Wild and crazy guy Melvil Dewey was born on December 10, 1851. It’s pretty well known that librarians are party animals, and Melvil was a librarian at no less a place than Amherst College. It was there that he made a name for himself and had his groupies screaming in the aisles.
Back in the Dewey day, ordinary people visiting the library weren’t allowed to go rummaging willy-nilly through the stacks – that’s library lingo for the shelves of books. So your librarians could do pretty much what they wanted to do back there in the stacks, and rumor has it they wanted to do quite a lot.

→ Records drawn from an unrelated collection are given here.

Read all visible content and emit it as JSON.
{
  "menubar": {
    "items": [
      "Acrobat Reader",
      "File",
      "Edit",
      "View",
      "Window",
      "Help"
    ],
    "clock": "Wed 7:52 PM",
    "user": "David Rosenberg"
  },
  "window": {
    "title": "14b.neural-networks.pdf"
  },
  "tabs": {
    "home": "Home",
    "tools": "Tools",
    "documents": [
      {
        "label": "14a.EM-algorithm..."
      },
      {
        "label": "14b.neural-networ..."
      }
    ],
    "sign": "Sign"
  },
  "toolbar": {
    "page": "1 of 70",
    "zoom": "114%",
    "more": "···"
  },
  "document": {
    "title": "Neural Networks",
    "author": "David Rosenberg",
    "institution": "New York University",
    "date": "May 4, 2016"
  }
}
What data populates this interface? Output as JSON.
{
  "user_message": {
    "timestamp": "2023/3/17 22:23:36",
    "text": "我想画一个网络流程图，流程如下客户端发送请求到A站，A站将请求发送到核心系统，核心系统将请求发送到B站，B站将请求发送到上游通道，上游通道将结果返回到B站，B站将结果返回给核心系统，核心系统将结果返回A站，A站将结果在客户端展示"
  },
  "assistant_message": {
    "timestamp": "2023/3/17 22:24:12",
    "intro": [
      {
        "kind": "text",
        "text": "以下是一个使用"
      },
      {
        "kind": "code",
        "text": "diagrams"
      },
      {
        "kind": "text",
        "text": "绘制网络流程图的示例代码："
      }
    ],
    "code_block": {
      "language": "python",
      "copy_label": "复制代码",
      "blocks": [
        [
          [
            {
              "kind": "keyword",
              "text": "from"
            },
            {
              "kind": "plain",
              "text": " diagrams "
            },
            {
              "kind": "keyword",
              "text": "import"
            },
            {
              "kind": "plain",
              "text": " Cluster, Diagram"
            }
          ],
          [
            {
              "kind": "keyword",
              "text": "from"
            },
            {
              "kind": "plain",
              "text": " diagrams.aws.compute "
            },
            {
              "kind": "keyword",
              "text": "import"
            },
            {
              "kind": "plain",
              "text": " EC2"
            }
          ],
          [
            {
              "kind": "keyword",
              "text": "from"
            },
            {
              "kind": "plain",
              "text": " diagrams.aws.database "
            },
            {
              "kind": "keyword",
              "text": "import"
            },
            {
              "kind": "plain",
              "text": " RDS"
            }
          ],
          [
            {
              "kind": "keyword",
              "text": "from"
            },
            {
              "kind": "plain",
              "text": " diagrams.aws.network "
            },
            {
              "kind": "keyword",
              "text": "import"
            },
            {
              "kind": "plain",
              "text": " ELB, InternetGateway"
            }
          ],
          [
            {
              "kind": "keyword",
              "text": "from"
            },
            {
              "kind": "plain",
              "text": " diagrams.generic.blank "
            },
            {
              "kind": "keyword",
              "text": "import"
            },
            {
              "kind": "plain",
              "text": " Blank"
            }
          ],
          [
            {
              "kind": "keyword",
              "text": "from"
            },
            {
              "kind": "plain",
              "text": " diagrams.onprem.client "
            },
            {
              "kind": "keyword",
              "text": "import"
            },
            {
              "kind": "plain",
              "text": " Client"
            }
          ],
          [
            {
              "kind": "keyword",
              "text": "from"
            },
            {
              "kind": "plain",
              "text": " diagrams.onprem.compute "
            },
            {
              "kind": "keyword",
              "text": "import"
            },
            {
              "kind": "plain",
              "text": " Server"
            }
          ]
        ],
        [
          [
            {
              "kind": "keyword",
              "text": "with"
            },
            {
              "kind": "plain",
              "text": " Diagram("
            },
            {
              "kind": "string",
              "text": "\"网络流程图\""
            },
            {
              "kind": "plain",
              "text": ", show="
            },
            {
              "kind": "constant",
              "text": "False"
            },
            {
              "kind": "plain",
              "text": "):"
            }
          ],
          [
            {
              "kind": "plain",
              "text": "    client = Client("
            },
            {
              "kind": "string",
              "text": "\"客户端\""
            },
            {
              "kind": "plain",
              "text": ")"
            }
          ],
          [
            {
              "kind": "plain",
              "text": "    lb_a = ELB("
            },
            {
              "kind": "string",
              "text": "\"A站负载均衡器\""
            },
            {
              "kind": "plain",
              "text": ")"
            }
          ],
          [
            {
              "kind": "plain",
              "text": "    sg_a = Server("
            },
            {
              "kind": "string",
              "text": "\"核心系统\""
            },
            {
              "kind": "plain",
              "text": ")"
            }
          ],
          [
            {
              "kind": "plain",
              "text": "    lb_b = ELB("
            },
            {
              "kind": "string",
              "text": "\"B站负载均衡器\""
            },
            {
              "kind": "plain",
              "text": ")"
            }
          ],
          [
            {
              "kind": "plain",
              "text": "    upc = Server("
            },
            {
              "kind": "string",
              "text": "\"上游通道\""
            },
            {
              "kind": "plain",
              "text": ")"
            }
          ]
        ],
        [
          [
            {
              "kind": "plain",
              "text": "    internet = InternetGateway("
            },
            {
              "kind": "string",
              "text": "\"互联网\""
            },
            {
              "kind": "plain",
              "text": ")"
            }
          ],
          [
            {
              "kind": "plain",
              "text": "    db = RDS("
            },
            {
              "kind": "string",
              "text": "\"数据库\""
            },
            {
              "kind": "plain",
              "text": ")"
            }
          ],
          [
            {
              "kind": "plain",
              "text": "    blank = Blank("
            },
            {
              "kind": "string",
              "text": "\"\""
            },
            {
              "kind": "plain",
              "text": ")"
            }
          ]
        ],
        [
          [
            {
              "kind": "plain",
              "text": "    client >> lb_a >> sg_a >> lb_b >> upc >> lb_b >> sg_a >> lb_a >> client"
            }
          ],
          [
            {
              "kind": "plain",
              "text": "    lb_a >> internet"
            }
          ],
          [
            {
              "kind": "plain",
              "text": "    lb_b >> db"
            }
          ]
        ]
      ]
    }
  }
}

Melvil was a pretty popular guy back there in the stacks. He had invented this neat numbering system for library books which allowed them to be found without an exhaustive search through the stacks. Book searches could last days (even without fooling around). “I think I last saw Moby Dick down at that end across from the Dictionary of Republican Ideas Unabridged.” Under Dewey’s system each book was cataloged by its subject matter, first with a general number and then additional numbers after the decimal to get more specific – a place for every book, every book in its place. The more places after the decimal, the more important the book, or so authors were led to believe.
Well, when Dewey showed his system to groups of librarians they just got all excited and swooned right there on the spot – we all know how sexy decimals are. Dewey’s reputation grew and pretty soon everyone wanted to wander the stacks with Melvil the Hunk. He just had to whisper “shhh” (the mating call of the wild librarian) and unsuspecting librarians would follow him anywhere, even down to 613.9, and we know what goes on down there.
Dewey was also into spelling reform; that’s why he changed his name from the usual “Melville” to “Melvil,” eliminating redundant letters. For a while, he even changed his surname to “Dui.” Was there no limit to this guy’s depth?